20221128

【ITの引っ越し~持っていけば動くわけではありません~】

クラウドと為替変動

AWSやMicrosoft Azureをはじめとしたクラウドサービスが様々な用途で一般的なものになってもう10年以上になると思います。物理的なハードウェアを調達してシステム構築を行う手間や時間、ハードウェアの設置場所や設置場所への通信経路の確保などを外部化し、稼働後のシステムの保有と安定した運用管理などのかなりの部分も外部化できるメリットについての認知が広まり、新規システム導入や既存システムのリプレースの際に物理的な製品調達と同等か、場合によっては優れた選択肢として検討されるようになっています。こういった検討の際、技術的な部分での優劣よりもハードウェア資産を所有せず、物理的な設置場所を必要としない面が場合によっては重視されることもあるようです。

新型コロナウィルス禍やウクライナ侵攻によって製造・物流の混乱が生じているため、ハードウェア調達も大きな影響を受けていて、小はスマートフォンのような小型機器から大はサーバー機まで、以前通りの納期が期待できず必要な時に必要なものを手に入れるのが難しいことも実際に経験していますし、周りで見聞きもしています。そういう点では、必要になったタイミングで環境を即座に用意できるクラウドサービスは納期面でも有力な候補になります。

しかし、日本国内でこういったサービスを利用する場合、ほぼ全ての選択肢は費用が米ドルによる課金のため、これまでのクラウドの普及期はドル円レートが安定していて、所有するよりも手軽にクラウドサービスを始められてコストも抑えられていました。ところが、情勢変化による急激な円安の影響によって、円換算のコストが急激に膨れ上がる状況が発生したため、安定したランニングコストと思っていたものが、実は振れ幅の大きくなることが有り得ると認識されました(為替相場に依存したコスト構造なので当たり前のことですが、安定している時にこういった負の面は意識にのぼってこないものです)。

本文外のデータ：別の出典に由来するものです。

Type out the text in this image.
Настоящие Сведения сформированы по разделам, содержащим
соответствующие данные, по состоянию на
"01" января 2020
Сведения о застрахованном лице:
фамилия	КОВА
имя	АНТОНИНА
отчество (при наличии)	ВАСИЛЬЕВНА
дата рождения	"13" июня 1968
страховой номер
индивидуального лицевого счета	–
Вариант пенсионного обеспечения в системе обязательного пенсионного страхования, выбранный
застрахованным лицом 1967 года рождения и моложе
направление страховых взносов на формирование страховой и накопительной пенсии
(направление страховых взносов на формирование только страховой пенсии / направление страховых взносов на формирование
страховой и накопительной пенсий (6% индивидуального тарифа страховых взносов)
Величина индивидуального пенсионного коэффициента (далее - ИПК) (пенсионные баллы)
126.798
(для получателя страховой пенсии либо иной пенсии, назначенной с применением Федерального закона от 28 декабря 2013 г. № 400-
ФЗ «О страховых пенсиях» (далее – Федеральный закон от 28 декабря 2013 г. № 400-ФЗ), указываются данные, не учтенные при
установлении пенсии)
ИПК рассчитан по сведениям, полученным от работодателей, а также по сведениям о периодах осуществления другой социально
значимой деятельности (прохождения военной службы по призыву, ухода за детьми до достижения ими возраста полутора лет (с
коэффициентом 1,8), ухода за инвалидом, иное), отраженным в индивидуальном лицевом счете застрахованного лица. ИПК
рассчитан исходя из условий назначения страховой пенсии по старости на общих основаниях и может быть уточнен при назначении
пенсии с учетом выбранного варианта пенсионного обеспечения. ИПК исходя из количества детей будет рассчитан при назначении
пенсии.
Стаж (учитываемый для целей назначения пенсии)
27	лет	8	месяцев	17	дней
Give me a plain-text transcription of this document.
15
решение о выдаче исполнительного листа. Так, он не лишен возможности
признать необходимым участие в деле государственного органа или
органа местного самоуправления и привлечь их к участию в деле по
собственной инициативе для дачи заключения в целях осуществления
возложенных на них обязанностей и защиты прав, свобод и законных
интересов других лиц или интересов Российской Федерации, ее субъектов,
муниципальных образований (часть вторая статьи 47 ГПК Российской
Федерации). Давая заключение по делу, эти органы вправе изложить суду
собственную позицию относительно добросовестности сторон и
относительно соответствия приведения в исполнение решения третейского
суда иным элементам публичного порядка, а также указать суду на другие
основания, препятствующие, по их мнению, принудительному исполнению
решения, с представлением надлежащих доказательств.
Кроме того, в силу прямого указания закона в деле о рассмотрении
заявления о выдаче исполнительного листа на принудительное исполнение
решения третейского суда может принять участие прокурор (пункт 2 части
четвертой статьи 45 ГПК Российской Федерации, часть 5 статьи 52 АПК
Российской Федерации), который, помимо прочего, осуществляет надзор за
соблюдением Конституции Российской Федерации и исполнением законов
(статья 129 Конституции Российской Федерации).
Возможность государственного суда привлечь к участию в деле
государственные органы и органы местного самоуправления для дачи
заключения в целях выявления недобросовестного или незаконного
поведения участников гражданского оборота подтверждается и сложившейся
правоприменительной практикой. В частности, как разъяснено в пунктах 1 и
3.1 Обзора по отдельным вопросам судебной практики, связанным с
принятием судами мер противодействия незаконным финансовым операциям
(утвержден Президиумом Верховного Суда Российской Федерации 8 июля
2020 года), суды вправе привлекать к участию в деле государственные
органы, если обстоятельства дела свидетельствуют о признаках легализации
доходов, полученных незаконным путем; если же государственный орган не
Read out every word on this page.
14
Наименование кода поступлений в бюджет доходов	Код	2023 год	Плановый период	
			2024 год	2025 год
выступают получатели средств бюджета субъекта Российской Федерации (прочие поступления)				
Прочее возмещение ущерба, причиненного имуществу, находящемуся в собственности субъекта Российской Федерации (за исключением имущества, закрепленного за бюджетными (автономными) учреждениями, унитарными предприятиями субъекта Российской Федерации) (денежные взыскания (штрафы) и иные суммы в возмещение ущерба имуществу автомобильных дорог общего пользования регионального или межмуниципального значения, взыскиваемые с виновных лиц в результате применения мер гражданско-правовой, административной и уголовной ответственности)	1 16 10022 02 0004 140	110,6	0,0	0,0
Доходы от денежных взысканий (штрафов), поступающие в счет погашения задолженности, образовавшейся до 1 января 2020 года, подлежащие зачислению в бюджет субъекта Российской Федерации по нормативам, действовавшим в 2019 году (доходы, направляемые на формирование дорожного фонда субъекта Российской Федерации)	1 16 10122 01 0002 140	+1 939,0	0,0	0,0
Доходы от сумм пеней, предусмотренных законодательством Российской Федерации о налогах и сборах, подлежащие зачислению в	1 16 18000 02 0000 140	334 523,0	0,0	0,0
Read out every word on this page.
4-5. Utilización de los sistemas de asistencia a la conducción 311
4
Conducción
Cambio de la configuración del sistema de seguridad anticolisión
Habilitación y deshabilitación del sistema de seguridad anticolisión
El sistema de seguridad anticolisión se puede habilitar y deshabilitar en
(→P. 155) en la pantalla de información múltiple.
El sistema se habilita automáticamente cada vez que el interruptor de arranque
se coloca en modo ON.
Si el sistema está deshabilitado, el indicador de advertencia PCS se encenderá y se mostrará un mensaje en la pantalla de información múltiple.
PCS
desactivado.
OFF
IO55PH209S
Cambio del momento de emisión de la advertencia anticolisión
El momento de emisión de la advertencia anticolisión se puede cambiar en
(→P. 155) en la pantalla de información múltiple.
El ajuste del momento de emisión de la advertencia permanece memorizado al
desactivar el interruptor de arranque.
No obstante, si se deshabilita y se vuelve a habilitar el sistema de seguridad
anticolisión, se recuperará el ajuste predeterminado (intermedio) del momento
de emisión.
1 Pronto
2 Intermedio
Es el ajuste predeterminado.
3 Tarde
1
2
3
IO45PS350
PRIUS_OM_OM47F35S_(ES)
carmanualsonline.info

ここしばらく社内で運用していたシステムや新規開発や実験環境をどんどんクラウド化して運用管理の手間が減り、保有コストも激減したと喜んでいたのに、この半年ほどでドル建てでは同じ価格なのに円換算だと4割も超えるコスト増になってしまい、移行可能なものは急いで自社内で運用するオンプレミスに戻し始めているという話も聞いたことがあります。

この話のように急いでクラウドからオンプレミスに移行するといっても、内部リソースで作業ができる体制であれば日常の業務の一環として対応をも可能ですが、構築と運用を外部リソースに依頼している場合は、こちらに対する作業コストと期間も発生するので、規模によってはここがブレーキになってクラウドのコストが増加し続けるのをそのまま受け入れざるを得なくなることもあります。

現在の世界規模の様々な混乱が半年や1年程度で収まることはあまり期待できそうにないですし、仮に一旦落ち着いたとしても今後はこういったリスクも頭に入れておかないと、思わぬところで身動きできなくなることも起きかねません。